Cities Across The U.S. Are Beginning to Wade Through Rape Kit Backlog


The horrifically astronomical number of untested rape kits nationwide is starting to recede, according to a report by BBC News.

Following a 2009 discovery of more than 11,000 unprocessed rape kits in a Detroit warehouse, prosecutors in Detroit have finally begun to make headway with help from a $35 million rape kit testing program initiated by Cyrus R. Vance Jr., the Manhattan district attorney (the push for testing backlogged rape kits began in New York City, which tested 17,000 kits between 1999 and 2003); 2,000 kits have been tested so far, producing warrants for 23 alleged rapists and convictions for 14.

Detroit is just one of many cities a attempting to eliminate their backlog. Cleveland has submitted its entire 4,300-kit backlog for testing, spurring more than 1,800 investigations; Memphis, halfway through its 12,000 kits, has opened 243 investigations with 36 indictments so far. Although rape kit testing is notoriously expensive—costing between $500 and $1500 per—another significant impetus for the national backlog is, unsurprisingly, a victim-blaming mentality within police ranks. According to the BBC, in an interview with Michigan State University researcher Dr. Rebecca Campbell:

Looking back at those police files, Campbell says, there was a “widespread” attitude of not believing the victim, and only doing minimum investigation on the cases, many just including the initial police report.

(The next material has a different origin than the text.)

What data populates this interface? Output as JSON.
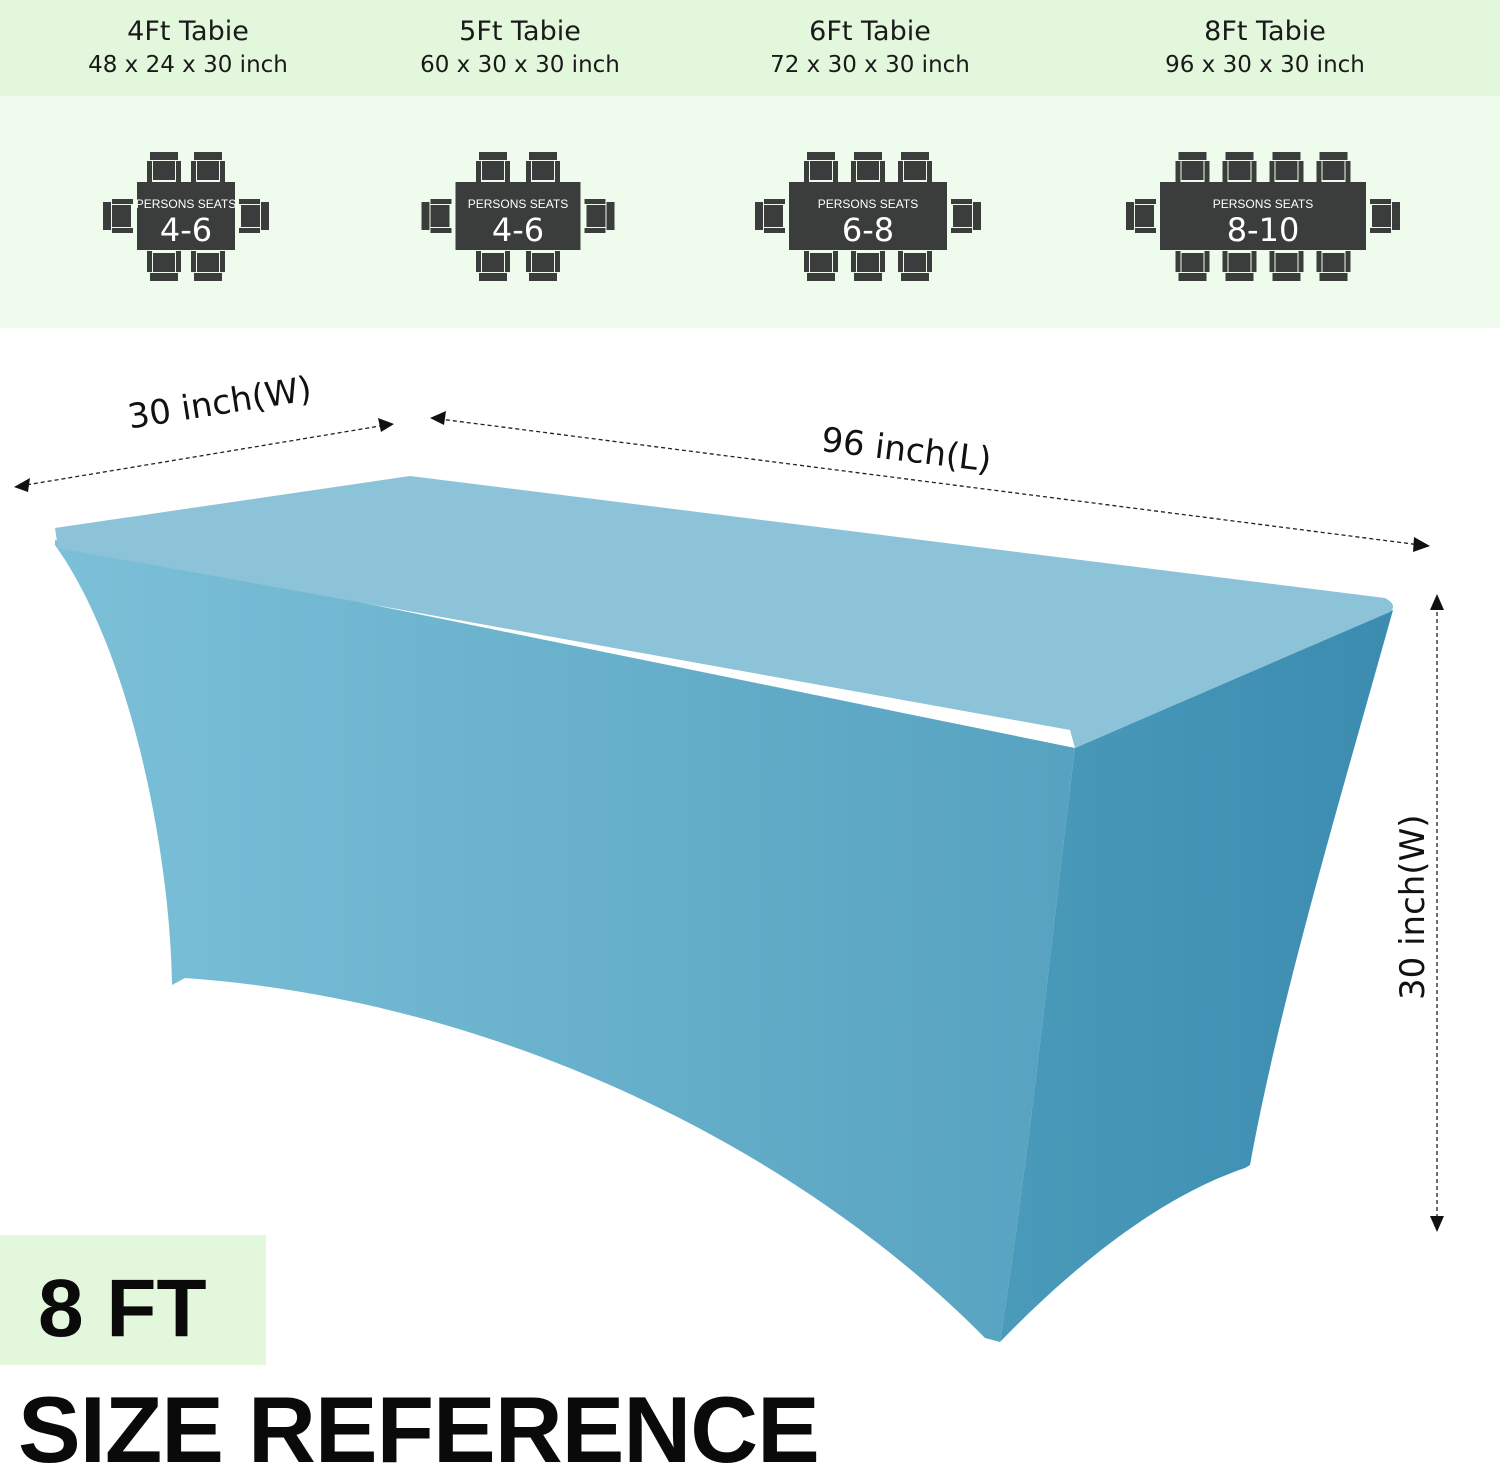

According to Sarah Tofte of the Joyful Heart Foundation, which is helping to run the testing initiative:

Police and prosecutors across the US have “struggled to adopt a really comprehensive approach to rape investigations,” including failing to do a thorough investigation on the suspect instead of simply scrutinising the victim’s report.

“For me the worst case scenario is we run the profile of a number of these kits and we find out we got a serial rapist … but he hasn’t been caught ever,” says Tammy Kemp, a Dallas prosecutor. Even if attitudes change, the BBC notes, money is still tight. According to Sgt Amy Millis, who runs the sex crimes unit in Dallas, “This is an extremely expensive endeavor,” requiring “additional investigators, additional court personnel, prosecutors…advocates and counselors to help people who are reopening old wounds.”

Beginning next year, Michigan will join California, Texas and Illinois as states that require testing of every single sexual assault kit.